Politicians have said it, world leaders have confirmed it and everyone knows it for sure: children are the future of this world. Parents take it upon themselves to bring to the world people that will change the world but many never really know their children’s true potential until said children take them by surprise and find themselves giving a speech before the UN general assembly and hoping that by 2015 no child would go without an education. It’s also her sixteenth birthday that same day.
Young Malala Yousafzai was only 12 years old when she began advocating for children’s education, her anonymous blog Diary of a Pakistani Schoolgirl took the world by storm when the BBC covered it and posted it on their website.
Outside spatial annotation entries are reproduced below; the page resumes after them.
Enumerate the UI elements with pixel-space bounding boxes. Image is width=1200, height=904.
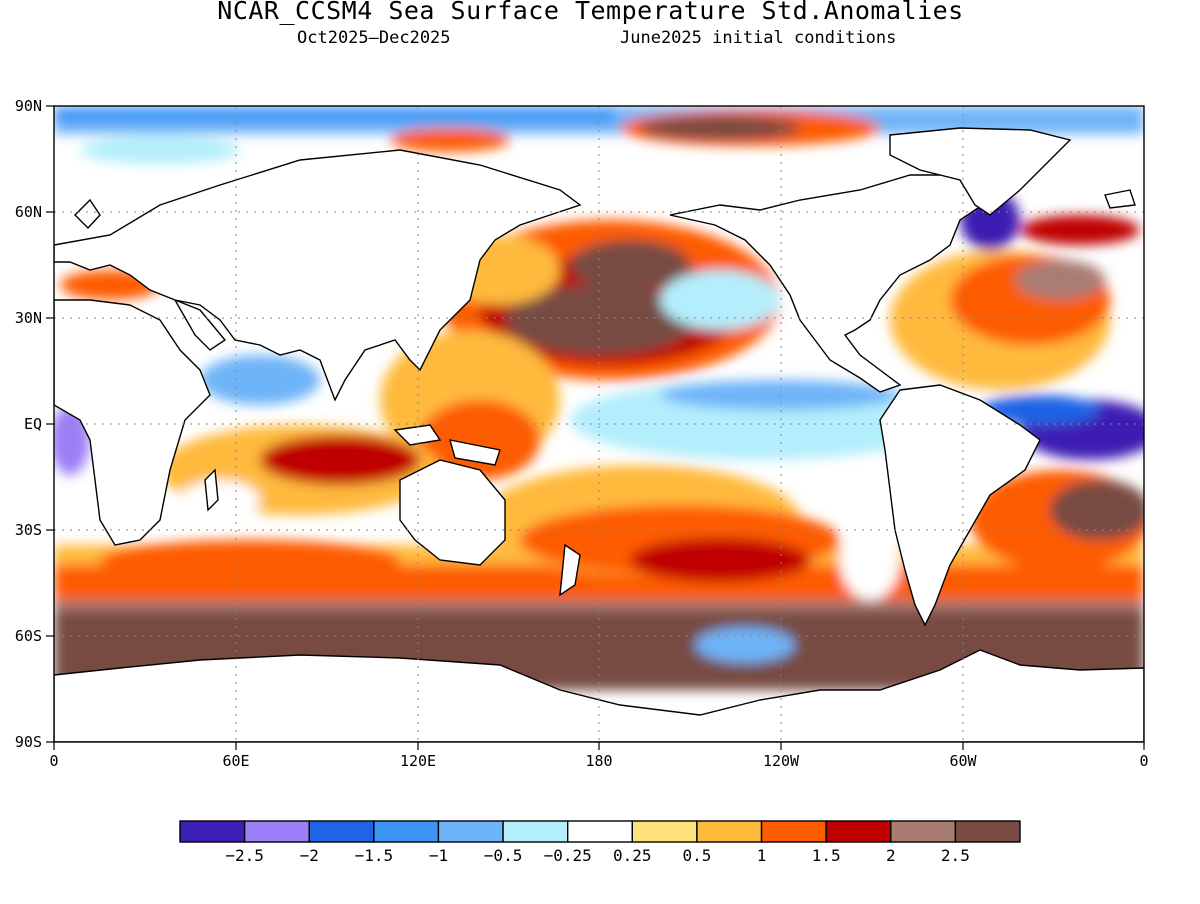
graticule [54,106,1144,742]
colorbar-tick-label: 0.25 [613,846,652,865]
colorbar-swatch [760,820,827,843]
forecast-period: Oct2025–Dec2025 [297,28,451,48]
lat-label: 60S [15,627,42,645]
colorbar-tick-label: −1.5 [355,846,394,865]
colorbar-swatch [696,820,763,843]
colorbar-labels: −2.5 −2 −1.5 −1 −0.5 −0.25 0.25 0.5 1 1.5 2 2.5 [225,846,969,865]
colorbar-legend [179,820,1021,843]
colorbar-tick-label: 1 [757,846,767,865]
sst-anomaly-field [54,106,1144,742]
colorbar-swatch [954,820,1021,843]
lon-axis-labels: 0 60E 120E 180 120W 60W 0 [49,752,1148,770]
colorbar-tick-label: 2 [886,846,896,865]
colorbar-swatch [243,820,310,843]
lon-label: 120E [400,752,436,770]
lat-label: 90S [15,733,42,751]
lat-label: 30S [15,521,42,539]
colorbar-swatch [631,820,698,843]
colorbar-swatch [890,820,957,843]
map-title: NCAR_CCSM4 Sea Surface Temperature Std.A… [217,0,964,25]
lon-label: 0 [49,752,58,770]
colorbar-tick-label: −2 [300,846,319,865]
colorbar-tick-label: −0.25 [544,846,592,865]
colorbar-swatch [308,820,375,843]
colorbar-tick-label: 1.5 [812,846,841,865]
lat-label: 90N [15,97,42,115]
lon-label: 0 [1139,752,1148,770]
continents [54,127,1144,742]
colorbar-tick-label: 0.5 [682,846,711,865]
axis-ticks [46,105,1145,750]
lat-label: EQ [24,415,42,433]
lat-axis-labels: 90N 60N 30N EQ 30S 60S 90S [15,97,42,751]
colorbar-swatch [373,820,440,843]
lon-label: 60W [949,752,977,770]
colorbar-swatch [437,820,504,843]
lon-label: 180 [585,752,612,770]
initial-conditions: June2025 initial conditions [620,28,897,48]
lon-label: 120W [763,752,800,770]
colorbar-swatch [179,820,246,843]
colorbar-tick-label: −1 [429,846,448,865]
colorbar-swatch [566,820,634,843]
colorbar-swatch [825,820,892,843]
colorbar-tick-label: −2.5 [225,846,264,865]
lat-label: 30N [15,309,42,327]
lon-label: 60E [222,752,249,770]
colorbar-tick-label: 2.5 [941,846,970,865]
colorbar-tick-label: −0.5 [484,846,523,865]
colorbar-swatch [502,820,569,843]
lat-label: 60N [15,203,42,221]
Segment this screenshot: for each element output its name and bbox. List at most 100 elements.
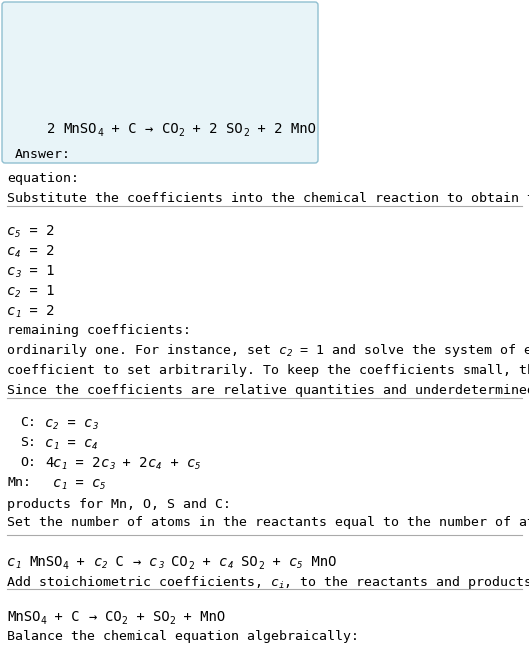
Text: MnSO: MnSO [29,555,62,569]
Text: 1: 1 [53,442,59,451]
Text: C:: C: [20,416,36,429]
Text: 5: 5 [15,230,21,239]
Text: = 2: = 2 [21,224,54,238]
Text: 4: 4 [92,442,98,451]
Text: coefficient to set arbitrarily. To keep the coefficients small, the arbitrary va: coefficient to set arbitrarily. To keep … [7,364,529,377]
Text: equation:: equation: [7,172,79,185]
Text: MnO: MnO [303,555,336,569]
Text: = 2: = 2 [21,304,54,318]
Text: 1: 1 [15,561,21,570]
Text: c: c [84,416,92,430]
Text: i: i [279,581,285,590]
Text: 1: 1 [15,310,21,319]
Text: 2: 2 [122,616,127,626]
Text: + 2: + 2 [185,122,226,136]
Text: 1: 1 [62,462,67,471]
Text: + MnO: + MnO [176,610,226,624]
Text: Answer:: Answer: [15,148,71,161]
Text: MnSO: MnSO [64,122,97,136]
Text: 2: 2 [188,561,194,571]
Text: 4: 4 [62,561,68,571]
Text: c: c [7,264,15,278]
Text: +: + [194,555,219,569]
Text: SO: SO [241,555,258,569]
Text: + 2: + 2 [114,456,148,470]
Text: 4: 4 [97,128,103,138]
Text: SO: SO [226,122,243,136]
Text: 3: 3 [92,422,98,431]
Text: 4: 4 [227,561,233,570]
Text: c: c [92,476,101,490]
Text: 2: 2 [47,122,64,136]
Text: + C: + C [47,610,88,624]
Text: +: + [264,555,289,569]
Text: MnSO: MnSO [7,610,41,624]
FancyBboxPatch shape [2,2,318,163]
Text: Mn:: Mn: [7,476,31,489]
Text: c: c [279,344,287,357]
Text: 2: 2 [243,128,249,138]
Text: →: → [132,555,141,569]
Text: c: c [7,284,15,298]
Text: =: = [59,416,84,430]
Text: c: c [289,555,297,569]
Text: = 2: = 2 [67,456,101,470]
Text: CO: CO [171,555,188,569]
Text: c: c [148,456,156,470]
Text: CO: CO [105,610,122,624]
Text: 2: 2 [53,422,59,431]
Text: , to the reactants and products:: , to the reactants and products: [285,576,529,589]
Text: 2: 2 [287,349,293,358]
Text: O:: O: [20,456,36,469]
Text: 5: 5 [101,482,106,491]
Text: +: + [127,610,153,624]
Text: →: → [88,610,97,624]
Text: remaining coefficients:: remaining coefficients: [7,324,191,337]
Text: 3: 3 [109,462,114,471]
Text: Since the coefficients are relative quantities and underdetermined, choose a: Since the coefficients are relative quan… [7,384,529,397]
Text: +: + [162,456,187,470]
Text: c: c [45,436,53,450]
Text: →: → [145,122,153,136]
Text: 4: 4 [15,250,21,259]
Text: =: = [59,436,84,450]
Text: c: c [271,576,279,589]
Text: CO: CO [162,122,178,136]
Text: c: c [7,555,15,569]
Text: c: c [7,224,15,238]
Text: Set the number of atoms in the reactants equal to the number of atoms in the: Set the number of atoms in the reactants… [7,516,529,529]
Text: 2: 2 [102,561,107,570]
Text: 2: 2 [15,290,21,299]
Text: + 2 MnO: + 2 MnO [249,122,316,136]
Text: +: + [68,555,94,569]
Text: c: c [53,476,61,490]
Text: Add stoichiometric coefficients,: Add stoichiometric coefficients, [7,576,271,589]
Text: + C: + C [103,122,145,136]
Text: 4: 4 [41,616,47,626]
Text: S:: S: [20,436,36,449]
Text: Balance the chemical equation algebraically:: Balance the chemical equation algebraica… [7,630,359,643]
Text: = 1 and solve the system of equations for the: = 1 and solve the system of equations fo… [293,344,529,357]
Text: 5: 5 [297,561,303,570]
Text: SO: SO [153,610,169,624]
Text: 4: 4 [156,462,162,471]
Text: 3: 3 [15,270,21,279]
Text: 1: 1 [61,482,67,491]
Text: 3: 3 [158,561,163,570]
Text: c: c [53,456,62,470]
Text: c: c [7,244,15,258]
Text: c: c [101,456,109,470]
Text: Substitute the coefficients into the chemical reaction to obtain the balanced: Substitute the coefficients into the che… [7,192,529,205]
Text: products for Mn, O, S and C:: products for Mn, O, S and C: [7,498,231,511]
Text: C: C [107,555,132,569]
Text: 2: 2 [258,561,264,571]
Text: c: c [219,555,227,569]
Text: = 2: = 2 [21,244,54,258]
Text: 2: 2 [169,616,176,626]
Text: 4: 4 [45,456,53,470]
Text: =: = [67,476,92,490]
Text: = 1: = 1 [21,264,54,278]
Text: 5: 5 [195,462,200,471]
Text: c: c [149,555,158,569]
Text: c: c [94,555,102,569]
Within the lines of this blog, Malala discussed the difficulties she and her fellow classmates were facing because the Taliban’s ban on girls going to school. Many schools were blown up and destroyed in order to impose the ban; although the country has attempted to safeguard those schools children still feared to go to school in the morning and particularly girls who are thought to be only meant for the household and childrearing. An excerpt of her diary shows the sadness felt among the girls who seem to know the inevitable fact that they would be denied their basic right to an education:
“This time round, the girls were not too excited about vacations because they knew if the Taleban implemented their edict they would not be able to come to school again. Some girls were optimistic that the schools would reopen in February but others said that their parents had decided to shift from Swat and go to other cities for the sake of their education.”
Three years later, at the age of 15 years old, Yousafzai was on her way to school one morning when the Taliban climbed onto her bus and opened fire. They shot her in the head causing her skull to fracture. This accident only pushed her activist tendencies further when she realized that nothing would stop her from getting an education and how essential this was particularly for young girls. Throughout her plight for children’s education she has been on the front page of the New York Times and has been the youngest nominee for the Nobel Peace Prize.
On July 12th 2013, Malala represented children across the world when she spoke before UN Secretary General Ban Ki-Moon and presented him with a petition to tackle the education emergency and ensure that every child has a chance to get an education and reach their fullest potential. In what the UN has dubbed the first ever youth takeover of the United Nations, Malala comes joined by 650 other youth delegates who’s goal is to ensure that by 2015, the 57 million children who do not have access to education will be recounted to zero.
Yousafzai’s statement was “On 15 June, fourteen girls were murdered in Pakistan simply because they wanted an education. Many people know my story but there are stories every day of children fighting for an education.
'The basic right to education is under attack around the world. We need change now and I need your help to achieve it. You can help me and girls and boys across the world. We are asking the United Nations General Assembly to fund new teachers, schools, books and recommit to getting every girl and boy in school by December 2015.”
In her speech, this young girl shows a level of eloquence that many world leaders can learn from. She discusses the issues with passion and a conviction that causes her listeners to give her a standing ovation at the end of her speech. She demands peace and tranquility and the right to an education for all children. Through the pursuit of an education, woman particularly will be independent and capable of achieving great things. She thanks her supporters for the love they showed her and goes on to state that she holds no grudges against the Taliban. Inspired by prominent figures such an Nelson Mandela, Martin Luther King Jr, and Benazir Bhutto, this young woman speaks before a full house in the UN general assembly advocating her petition and demanding the rights of the children she represents.
It’s inspiring to see what young people are capable of once they know they have it in themselves to achieve their goals. The world is excited as we wait and see the number drop to zero and education become a right to each and every child out there. One can only imagine what the world will look like when Malala Yousafzai achieves her goal.